Some of my favorite displays can be seen in this slideshow:



The atrium was really lovely, and on the top floor, there was a Roman-style roof that projected into the display space.  I also very much liked the cut-away of a typical Roman-era grave that was built into the wall, as well as the reconstruction of a columbarium that included actual busts and containers that came from Roman columbaria.  Both of these were very effective ways of presenting what Roman burials looked like.  Similarly, placing the gravestones from Abydos into a cemetery configuration - although it made it hard to read them - gave them more context than they would have had lined up against a wall.

But I know you all want me to get to the actual skeletons, of which the RMO had quite a number.  These are the ones I took photographs of:


So there were skeletons from a range of different time periods in the history of the Netherlands, along with skeletons from elsewhere in the world.  The skeletons were all laid out well, with pretty good signage and often a variety of artifacts to put them into context.  Really, that's my biggest compliment for the museum: the great contextualization of objects, skeletons, and history, particularly in the Archaeology of the Netherlands exhibit, which was extremely well laid-out, absolutely gorgeous, with little activities for kids to do (like explore the beds and objects of children in various time periods).  Just fantastic.  See the middle picture at the link above for an idea of how it's laid out like a timeline/ribbon rather than in just a series of display cases.

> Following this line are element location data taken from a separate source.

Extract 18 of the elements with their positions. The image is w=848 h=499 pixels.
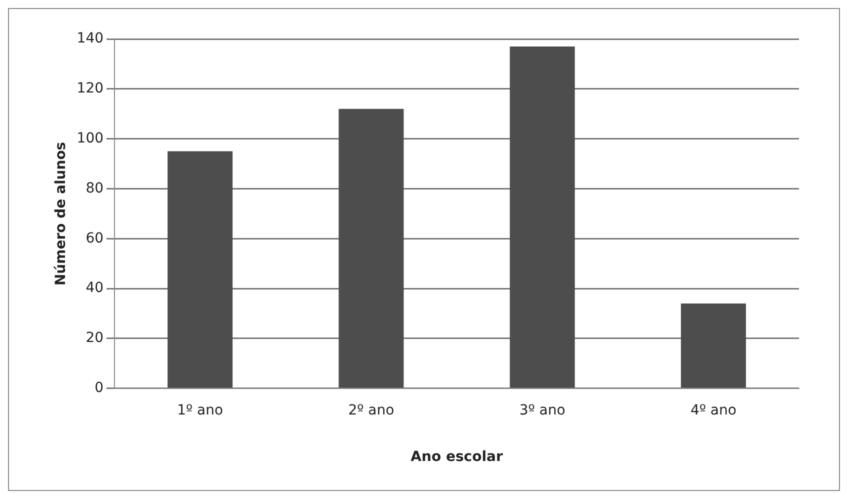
y-tick-label: 80 — [86, 180, 104, 196]
y-axis-title: Número de alunos — [53, 142, 70, 286]
y-tick-label: 0 — [94, 380, 104, 396]
y-tick-label: 40 — [86, 280, 104, 296]
x-axis-title: Ano escolar — [410, 449, 503, 466]
y-tick-label: 100 — [76, 130, 104, 146]
y-tick-label: 140 — [76, 30, 104, 47]
x-tick-label: 3º ano — [519, 402, 566, 418]
y-tick-label: 60 — [86, 230, 104, 246]
bar — [680, 304, 746, 388]
bar — [510, 46, 575, 388]
x-tick-label: 4º ano — [690, 402, 736, 418]
y-tick-label: 120 — [76, 80, 104, 97]
x-tick-label: 1º ano — [177, 402, 224, 418]
bar — [338, 108, 404, 388]
x-tick-label: 2º ano — [348, 402, 394, 418]
bar — [168, 151, 233, 388]
y-tick-label: 20 — [86, 330, 104, 346]
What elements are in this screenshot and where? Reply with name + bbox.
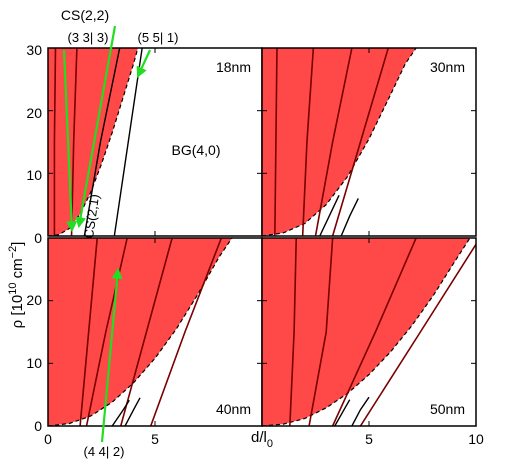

And for those of you who want some more Roman-era stuff, here are some of the great pieces the RMO has on display (plus, at the end, a few neat objects from other places and eras):


This museum seemed expensive at first (entry costs 9 euro), especially after I saw the map, which made it look like the museum was pretty spare, but it was quite impressive and well worth my 9E and 3 hours.  (I could have spent more time there, but I was hungry and had to move on to Amsterdam.  In retrospect, I should have spent more time in Leiden.  Wonderful town.)  It feels like the RMO has one of just about everything - this means it's often hard to compare stylistic variation within a subset of artifacts, but overall the collection effectively displays the deep history of Holland.  So if you're ever in the area, do check out this museum and its cute gift shop, where I bought my daughter a copy of Miffy in Latin.

2 comments:

SatTrackCam Leiden said...

If you are into natural history as well, don't forget to visit the National Museum of Natural History "Naturalis" in Leiden as well on your next visit. It is wonderful. And (I think) the only museum in the world where a true type fossil of an extinct hominin is in display: that of Homo erectus (the original, found by Dubois).

Kristina Killgrove said...

I definitely should have stayed longer in Leiden! I would have loved to have visited the natural history museum and the ethnology museum.